Antwort des Senats: Parlamentsdatenbank

Kleine Anfrage der Abgeordneten Jana Schiedek

Die Verfahrensdauer bei erstinstanzlichen Sachen vor dem Oberverwaltungsgericht (OVG) ist in den letzten Jahren zwar gesunken, liegt aber immer noch bei 29,1 Monaten. In Hauptsacheverfahren 2. Instanz und einstweiligen Rechtsschutzverfahren 2. Instanz ist die Verfahrensdauer seit 2002 gestiegen (von 10 auf 17 Monate bzw. von 2,9 auf 4,7 Monate, s. Drs. 19/521).

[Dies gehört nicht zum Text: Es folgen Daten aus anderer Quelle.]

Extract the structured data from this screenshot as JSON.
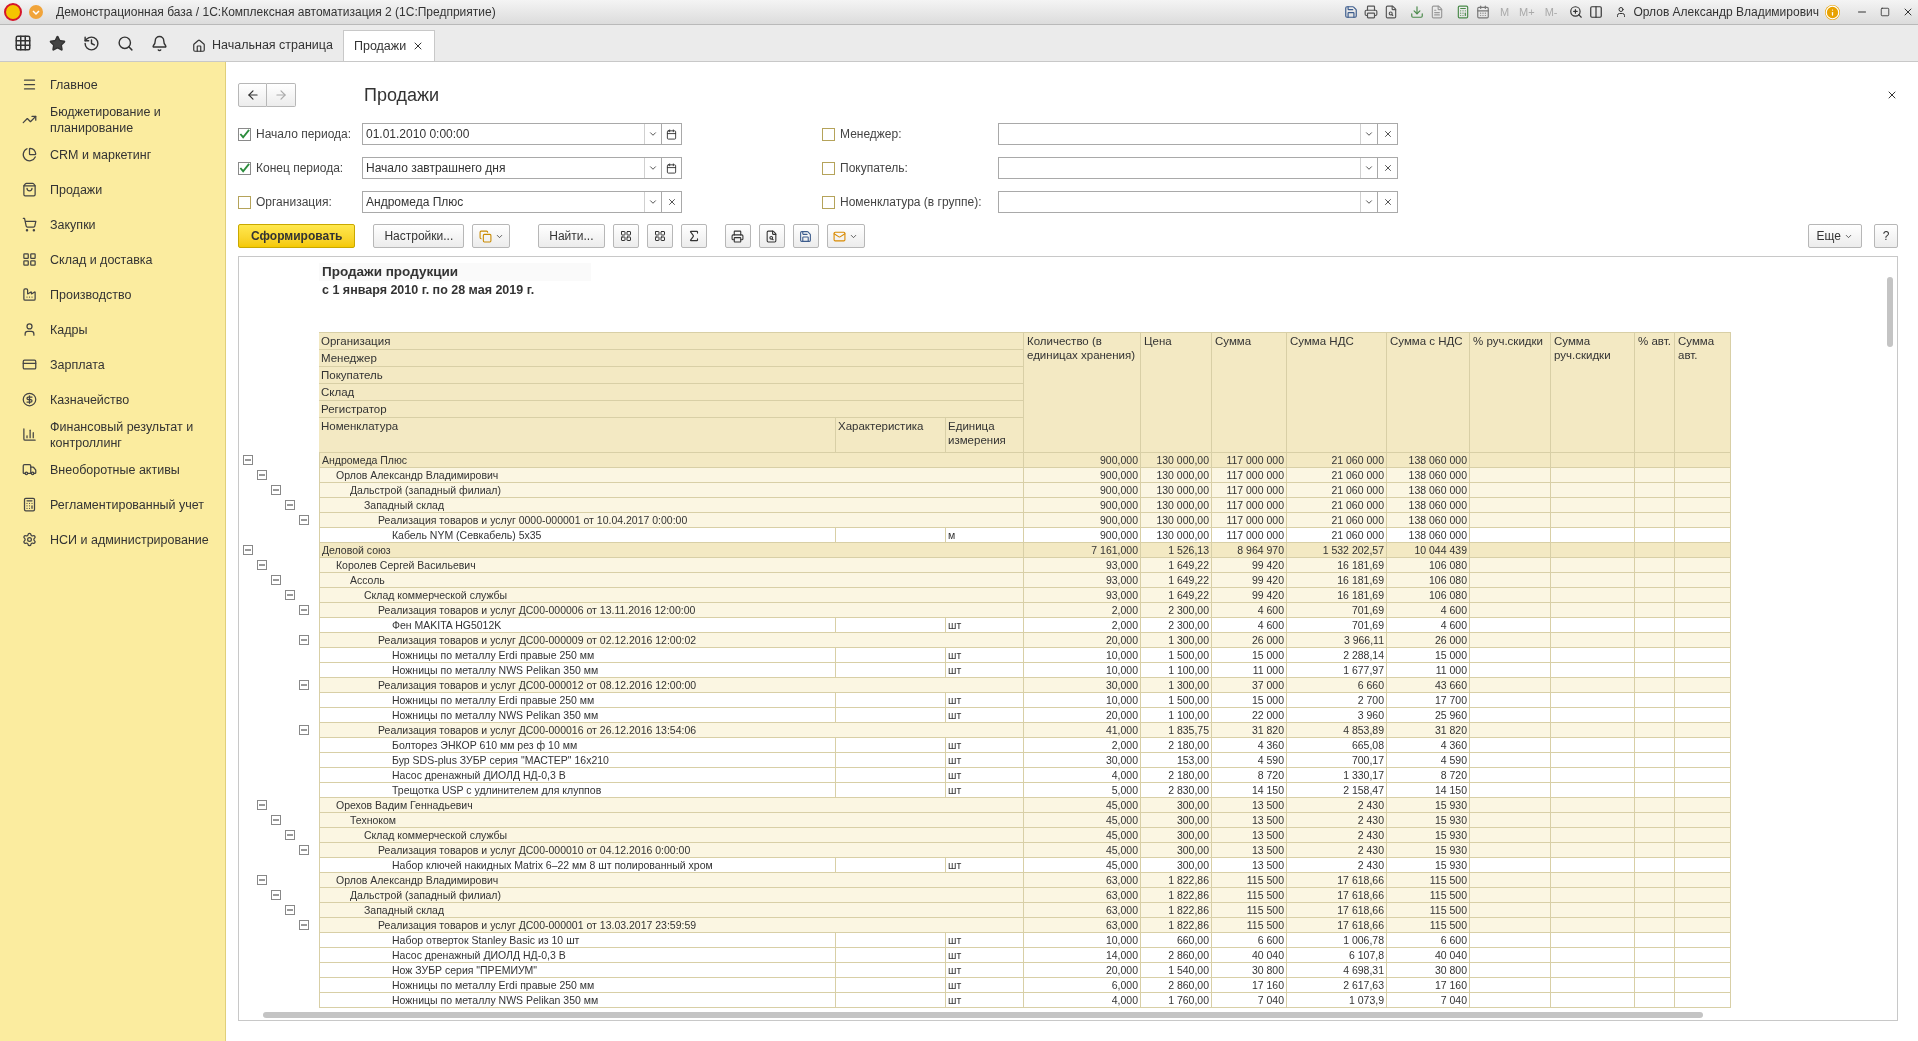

Lange Verfahrensdauern scheint es auch bei Anträgen auf Zulassung der Berufung vor dem OVG zu geben. So lag dem Oberverwaltungsgericht beispielsweise seit dem 08. Juni 2005 ein Antrag auf Zulassung der Berufung vor, über den erst im Oktober 2008 entschieden wurde. Dem Verfahren lag eine Streitigkeit über Erschließungskosten aus dem Jahre 1993 zugrunde. Bei einer derart langen Verfahrensdauer gerät die in Art. 19 Absatz 4 Grundgesetz enthaltene Rechtschutzgarantie in Gefahr.
Ich frage den Senat:
1. Über wie viele Anträge auf Zulassung der Berufung beim Oberverwaltungsgericht, die in den Jahren
a) 2001
b) 2002
c) 2003
d) 2004
e) 2005
f) 2006
g) 2007
h) 2008
gestellt und die nicht anderweitig (z.B. durch Rücknahme des Antrags) erledigt wurden, ist bis heute von dem Gericht noch nicht entschieden worden? Wie viele Anträge auf Zulassung der Berufung beim Oberverwaltungsgericht wurden in den Jahren 2001 bis 2008 gestellt (bitte nach Jahren getrennt angeben)?
2. In wie vielen Hauptsacheverfahren zweiter Instanz vor dem Oberverwaltungsgericht, die in den Jahren
a) 2001
b) 2002
c) 2003
d) 2004
e) 2005
f) 2006
g) 2007
h) 2008
rechtshängig und nicht anderweitig erledigt wurden, ist bis heute von dem Gericht keine die Instanz abschließende Entscheidung getroffen worden? Wie viele Hauptsacheverfahren zweiter Instanz wurden beim Oberverwaltungsgericht in den Jahren 2001 bis 2008 rechtshängig (bitte nach Jahren getrennt angeben)?